I second this. In quantitative finance cubic splines are often, simply, out of the question. However, we end up using montonic cubic splines quite often.


Somewhat related: Something that helped me understand splines more intuitively was to see them animated in a way that they can be played with. https://www.jasondavies.com/animated-bezier/


That's a cool page but it's about Bézier curves, while this article is about cubic splines. They are not the same!

The most notable difference is that a Bézier curve is defined in terms of control points that do not (generally) pass through the curve, while a polynomial spline is defined by the points it passes through; there are no additional control points.


Coincidentally, I recently put up a profile coffee roasting planner built on cubic splines.

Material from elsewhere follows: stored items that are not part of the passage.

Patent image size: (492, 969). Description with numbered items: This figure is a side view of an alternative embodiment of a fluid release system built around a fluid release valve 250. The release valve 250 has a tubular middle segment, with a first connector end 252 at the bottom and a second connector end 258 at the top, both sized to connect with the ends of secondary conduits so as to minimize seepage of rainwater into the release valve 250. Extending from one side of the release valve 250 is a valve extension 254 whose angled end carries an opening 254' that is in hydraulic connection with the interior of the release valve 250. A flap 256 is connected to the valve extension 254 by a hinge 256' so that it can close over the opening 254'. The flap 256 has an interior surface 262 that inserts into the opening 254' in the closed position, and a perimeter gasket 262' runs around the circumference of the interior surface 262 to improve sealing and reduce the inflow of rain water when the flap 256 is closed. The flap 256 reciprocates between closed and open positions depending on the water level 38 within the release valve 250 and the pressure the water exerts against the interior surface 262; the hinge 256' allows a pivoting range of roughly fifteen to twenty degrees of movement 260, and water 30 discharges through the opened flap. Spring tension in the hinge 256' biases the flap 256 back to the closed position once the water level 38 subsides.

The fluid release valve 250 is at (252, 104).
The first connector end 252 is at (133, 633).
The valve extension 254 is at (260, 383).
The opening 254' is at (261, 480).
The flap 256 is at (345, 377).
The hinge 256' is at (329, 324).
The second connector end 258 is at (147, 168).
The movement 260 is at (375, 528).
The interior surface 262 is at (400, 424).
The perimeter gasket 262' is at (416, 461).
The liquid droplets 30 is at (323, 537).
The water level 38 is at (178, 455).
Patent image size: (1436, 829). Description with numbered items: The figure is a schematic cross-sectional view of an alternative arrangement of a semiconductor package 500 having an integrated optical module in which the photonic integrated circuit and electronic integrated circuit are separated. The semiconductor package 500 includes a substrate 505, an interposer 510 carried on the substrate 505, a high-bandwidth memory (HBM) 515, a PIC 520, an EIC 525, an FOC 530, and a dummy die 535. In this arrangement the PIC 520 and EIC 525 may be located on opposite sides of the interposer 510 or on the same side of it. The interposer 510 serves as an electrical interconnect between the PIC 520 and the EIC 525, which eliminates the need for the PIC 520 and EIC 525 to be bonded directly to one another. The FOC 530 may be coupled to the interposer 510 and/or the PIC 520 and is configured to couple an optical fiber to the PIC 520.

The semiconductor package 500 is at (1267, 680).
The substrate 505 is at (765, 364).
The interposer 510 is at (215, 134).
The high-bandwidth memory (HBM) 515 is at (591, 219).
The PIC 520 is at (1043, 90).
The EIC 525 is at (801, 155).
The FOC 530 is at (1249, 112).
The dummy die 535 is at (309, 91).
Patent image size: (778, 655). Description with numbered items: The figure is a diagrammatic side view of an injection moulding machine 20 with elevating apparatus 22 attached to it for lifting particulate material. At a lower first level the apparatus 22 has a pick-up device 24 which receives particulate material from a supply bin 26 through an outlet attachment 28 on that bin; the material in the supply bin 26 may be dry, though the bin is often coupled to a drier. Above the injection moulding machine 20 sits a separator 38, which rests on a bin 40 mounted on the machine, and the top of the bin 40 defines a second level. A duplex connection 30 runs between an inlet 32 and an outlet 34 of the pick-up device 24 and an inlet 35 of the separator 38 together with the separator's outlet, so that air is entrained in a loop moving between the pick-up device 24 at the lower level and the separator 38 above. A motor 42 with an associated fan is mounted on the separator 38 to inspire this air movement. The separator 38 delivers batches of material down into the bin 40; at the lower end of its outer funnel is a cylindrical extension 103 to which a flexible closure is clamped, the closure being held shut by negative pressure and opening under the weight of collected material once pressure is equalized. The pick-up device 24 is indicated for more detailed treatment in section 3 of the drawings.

The constraints of the cubic spline match up nicely with the behavior of coffee in a roasting machine so doing it this way gets you plans that are easy to follow and fast to put together or edit. This one is just done as a web site, but prior to that I'd been using a prototype in C++ (unreleased because no UI) for several years. Try not to look at the code too closely, not a web dev. https://crucs.net.


Would split-tweak (chaikins, jareks...) be applicable here? It's easy.

(It's weirdly difficult to find an example to link)

Here's chaikins

https://sighack.com/post/chaikin-curves


The Chaikin curve is a quadratic B-spline, which is an approximating spline rather than an interpolating spline. Chaikin is very useful for lots of applications, but the reason it doesn’t fit the stated constraints in the article is because it doesn’t interpolate the control points, and doesn’t “naturally” stop at the endpoints of the curve either (though it’s obviously very easy to make your Chaikin curve hit endpoints if you want to). Playing with interpolating quadratic splines is a fun exercise!